Patrzę na niego i unoszę jedną brew.
-Jakby to było takie proste.
-Jest.Uwierz mi.
Nie chce już nic mówić, bo powiedziałabym coś czego później bym żałowała.
***
Czuję jak ktoś całuje mnie po szyi i ewidentnie robi mi malinkę.Otwieram szybko oczy i dostrzegam Justina, przyklejonego do mojej szyi.
-Justin! - piszczę i próbuje go odsunąć.
On niestety przyssał się jak pijawka i nie odsunął się ani o milimetr.
-Jesteś bardzo smaczna, wiesz - mówi, kiedy wreszcie odrywa się ode mnie.

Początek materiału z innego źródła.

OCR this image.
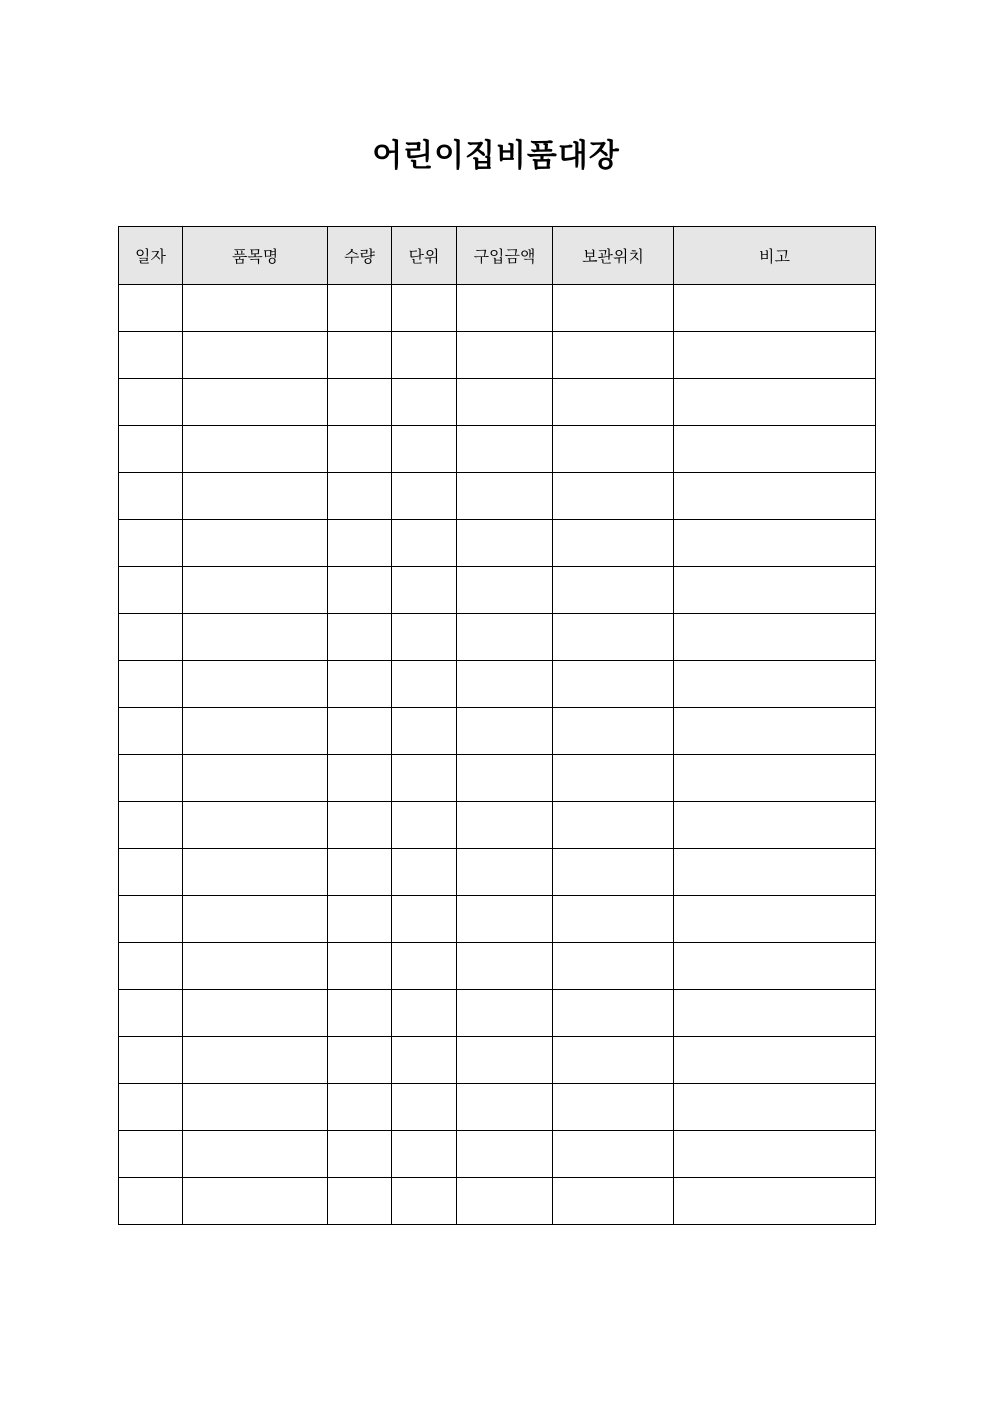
어린이집비품대장
일자	품목명	수량	단위	구입금액	보관위치	비고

-Jesteś głupi, wiesz - śmieje się.
-Chciałem cię jakoś szybko i skutecznie obudzić i chyba mi się udało, nie sądzisz? - pyta i szczerzy się do mnie.
-Pewnie, że tak.
-Za jakieś 30 minut powinniśmy być na miejscu.
-Na miejscu, czyli gdzie?
-W Londynie - uśmiecha się i patrzy na stewardesse, która zatrzymuje się koło naszych siedzeń.
-Podać coś do jedzenia lub picia? - pyta.
-Wodę - odpowiadam.
Uśmiecha się i skina głową, a następnie odchodzi od nas.